Om te beginnen is er de inflatie. Als we verder kijken dan de maandelijkse cijfers, dan zien we heel wat elementen die erop wijzen dat de inflatoire druk beetje bij beetje afneemt. In de transportsector, die in het voorjaar van 2021 de inflatie sterk opdreef, dalen de prijzen van tweedehandsauto's gestaag en zwellen de voorraden van nieuwe voertuigen aan, waardoor de prijzen wellicht stabiliseren. In de bredere economie lossen de knelpunten die de afgelopen kwartalen de wereldwijde toeleveringsketens in de war stuurden geleidelijk op, wat de druk op de prijzen van consumptiegoederen kan verminderen.
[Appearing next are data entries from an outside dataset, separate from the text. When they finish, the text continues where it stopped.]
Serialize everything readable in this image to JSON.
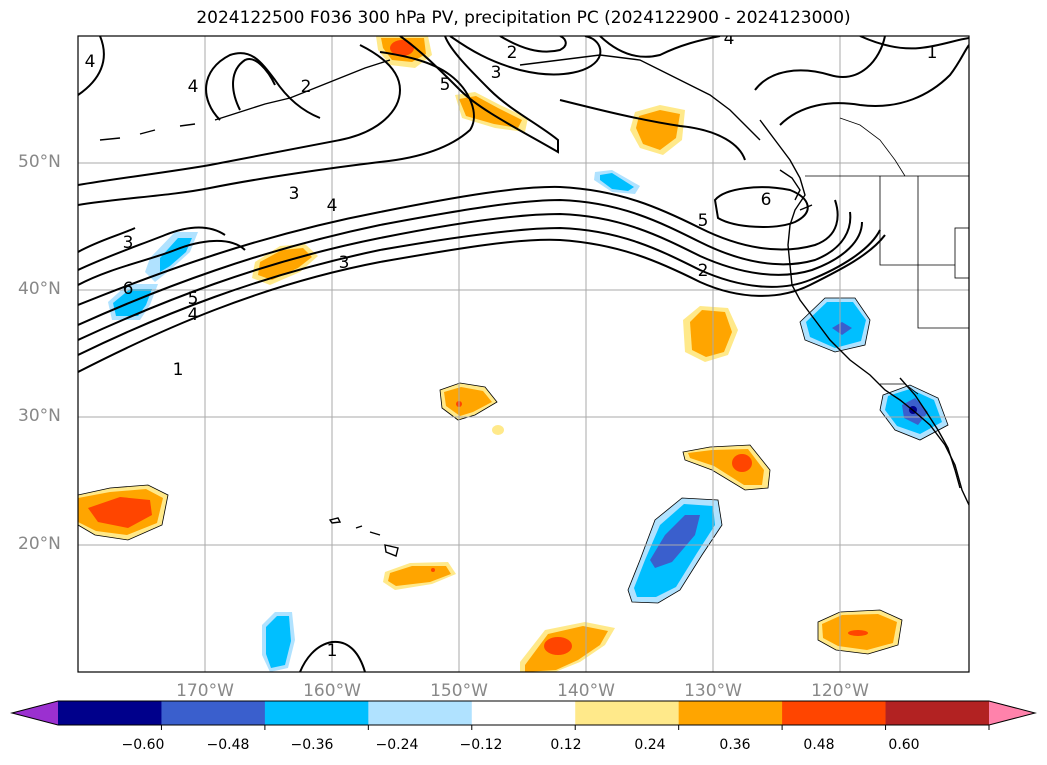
{
  "title": "2024122500 F036 300 hPa PV, precipitation PC (2024122900 - 2024123000)",
  "lat_labels": [
    "50°N",
    "40°N",
    "30°N",
    "20°N"
  ],
  "lon_labels": [
    "170°W",
    "160°W",
    "150°W",
    "140°W",
    "130°W",
    "120°W"
  ],
  "colorbar": {
    "ticks": [
      "−0.60",
      "−0.48",
      "−0.36",
      "−0.24",
      "−0.12",
      "0.12",
      "0.24",
      "0.36",
      "0.48",
      "0.60"
    ],
    "colors": [
      "#9b30d0",
      "#00008b",
      "#3a5fcd",
      "#00bfff",
      "#b0e2ff",
      "#ffffff",
      "#ffe98a",
      "#ffa500",
      "#ff4500",
      "#b22222",
      "#ff82ab"
    ]
  },
  "pv_contour_labels": [
    "1",
    "2",
    "3",
    "4",
    "5",
    "6"
  ],
  "colors": {
    "frame": "#000000",
    "grid": "#aaaaaa",
    "label_gray": "#888888"
  }
}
Ook op de huizenmarkt, de belangrijkste bron van inflatie in de afgelopen maanden, laat de trend een gematigder verloop zien. De vraag daalt – er zijn zowel minder transacties als minder kredietaanvragen – en het aanbod herstelt. Dat zal de toename van de vastgoedprijzen de komende maanden ongetwijfeld afremmen. De forse stijging van de Amerikaanse dollar tegenover de meeste andere valuta's drukt tot slot de prijzen van ingevoerde producten.
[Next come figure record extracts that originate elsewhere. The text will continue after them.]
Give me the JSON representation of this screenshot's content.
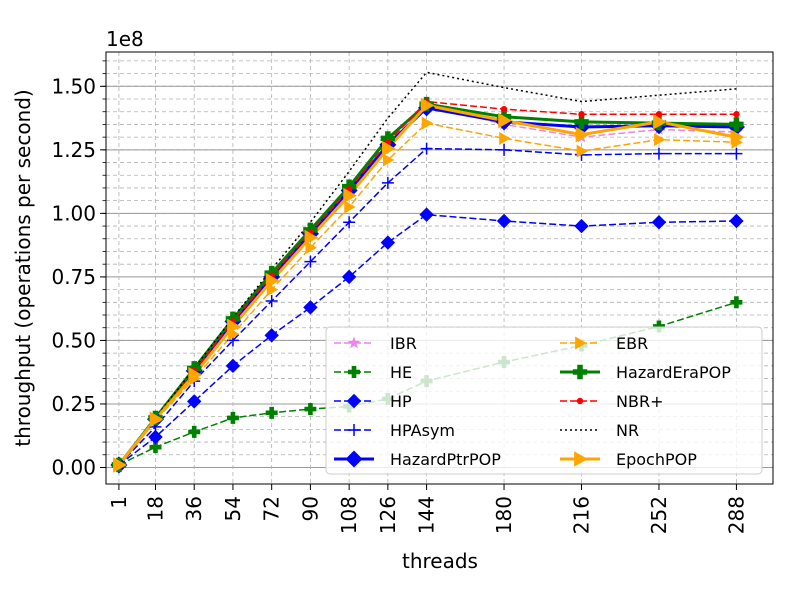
{
  "chart_data": {
    "type": "line",
    "xlabel": "threads",
    "ylabel": "throughput (operations per second)",
    "y_offset_text": "1e8",
    "y_scale": 100000000,
    "x": [
      1,
      18,
      36,
      54,
      72,
      90,
      108,
      126,
      144,
      180,
      216,
      252,
      288
    ],
    "x_tick_labels": [
      "1",
      "18",
      "36",
      "54",
      "72",
      "90",
      "108",
      "126",
      "144",
      "180",
      "216",
      "252",
      "288"
    ],
    "x_range": [
      -5,
      305
    ],
    "ylim": [
      -0.065,
      1.635
    ],
    "y_ticks": [
      0.0,
      0.25,
      0.5,
      0.75,
      1.0,
      1.25,
      1.5
    ],
    "y_tick_labels": [
      "0.00",
      "0.25",
      "0.50",
      "0.75",
      "1.00",
      "1.25",
      "1.50"
    ],
    "grid": "major and minor, dashed",
    "legend_position": "lower-right",
    "legend_columns": 2,
    "series": [
      {
        "name": "IBR",
        "color": "#ee82ee",
        "dash": "dashed",
        "marker": "star",
        "width": 1.5,
        "values": [
          0.01,
          0.19,
          0.38,
          0.57,
          0.75,
          0.92,
          1.09,
          1.27,
          1.43,
          1.35,
          1.3,
          1.33,
          1.32
        ]
      },
      {
        "name": "HE",
        "color": "#008000",
        "dash": "dashed",
        "marker": "plus",
        "width": 1.5,
        "values": [
          0.01,
          0.08,
          0.14,
          0.195,
          0.215,
          0.23,
          0.24,
          0.27,
          0.34,
          0.415,
          0.48,
          0.555,
          0.65
        ]
      },
      {
        "name": "HP",
        "color": "#0000ff",
        "dash": "dashed",
        "marker": "diamond",
        "width": 1.5,
        "values": [
          0.01,
          0.12,
          0.26,
          0.4,
          0.52,
          0.63,
          0.75,
          0.885,
          0.995,
          0.97,
          0.95,
          0.965,
          0.97
        ]
      },
      {
        "name": "HPAsym",
        "color": "#0000ff",
        "dash": "dashed",
        "marker": "thin-plus",
        "width": 1.5,
        "values": [
          0.01,
          0.16,
          0.34,
          0.5,
          0.655,
          0.81,
          0.965,
          1.12,
          1.255,
          1.25,
          1.23,
          1.235,
          1.235
        ]
      },
      {
        "name": "HazardPtrPOP",
        "color": "#0000ff",
        "dash": "solid",
        "marker": "diamond",
        "width": 3,
        "values": [
          0.01,
          0.19,
          0.38,
          0.575,
          0.75,
          0.92,
          1.09,
          1.27,
          1.415,
          1.36,
          1.34,
          1.345,
          1.34
        ]
      },
      {
        "name": "EBR",
        "color": "#ffa500",
        "dash": "dashed",
        "marker": "triangle-right",
        "width": 1.5,
        "values": [
          0.01,
          0.185,
          0.35,
          0.525,
          0.7,
          0.865,
          1.025,
          1.21,
          1.355,
          1.295,
          1.245,
          1.29,
          1.28
        ]
      },
      {
        "name": "HazardEraPOP",
        "color": "#008000",
        "dash": "solid",
        "marker": "plus",
        "width": 3,
        "values": [
          0.01,
          0.195,
          0.39,
          0.585,
          0.765,
          0.935,
          1.105,
          1.295,
          1.43,
          1.38,
          1.36,
          1.355,
          1.35
        ]
      },
      {
        "name": "NBR+",
        "color": "#ff0000",
        "dash": "dashed",
        "marker": "dot",
        "width": 1.5,
        "values": [
          0.01,
          0.19,
          0.38,
          0.575,
          0.755,
          0.925,
          1.095,
          1.28,
          1.44,
          1.41,
          1.39,
          1.39,
          1.39
        ]
      },
      {
        "name": "NR",
        "color": "#000000",
        "dash": "dotted",
        "marker": "none",
        "width": 1.5,
        "values": [
          0.01,
          0.195,
          0.39,
          0.59,
          0.78,
          0.965,
          1.165,
          1.375,
          1.555,
          1.495,
          1.44,
          1.465,
          1.49
        ]
      },
      {
        "name": "EpochPOP",
        "color": "#ffa500",
        "dash": "solid",
        "marker": "triangle-right",
        "width": 3,
        "values": [
          0.01,
          0.19,
          0.365,
          0.555,
          0.735,
          0.905,
          1.07,
          1.255,
          1.425,
          1.365,
          1.31,
          1.36,
          1.3
        ]
      }
    ]
  }
}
Dat de inflatie naar verwachting gaat dalen, is goed nieuws voor alle economische spelers. Tegelijk zijn er ook minder gunstige vooruitzichten, zoals een stagnerende consumptie, het gevaar dat bedrijven al te grote voorraden aanleggen en een negatief welvaartseffect wanneer de vastgoedprijzen binnenkort gaan dalen. De Amerikaanse economie beschikt vandaag echter over verschillende vangnetten. Zo is de enorme berg spaargeld die de huishoudens tijdens de coronacrisis hebben vergaard, nog grotendeels onaangeroerd. Noch de gezinnen, noch de bedrijven torsen een buitensporige schuldenlast en bedrijven blijven vooralsnog bijzonder winstgevend. Bovendien blijft de arbeidsmarkt ijzersterk. Het aantal werkloosheidsuitkeringen kent slechts een zeer beperkte stijging en het aantal nieuwe aanvragen daalt sinds enkele weken zelf. Er zijn nog steeds veel vacatures in verhouding tot het aantal werkzoekenden en er worden ook nog volop nieuwe banen gecreëerd – meer dan 300.000 in augustus.

Het luistert nog steeds nauw, maar de economische cijfers bieden op dit ogenblik alvast hoop op een 'zachte landing'. Er is met andere woorden uitzicht op een scenario waarin de Fed het monetaire beleid verder verkrapt zonder dat de Amerikaanse economie daardoor sterker vertraagt dan de afgelopen maanden. Dat zou voor de aandelenmarkten het ideale klimaat zijn om op basis van solide kerncijfers opnieuw de vleugels uit te slaan.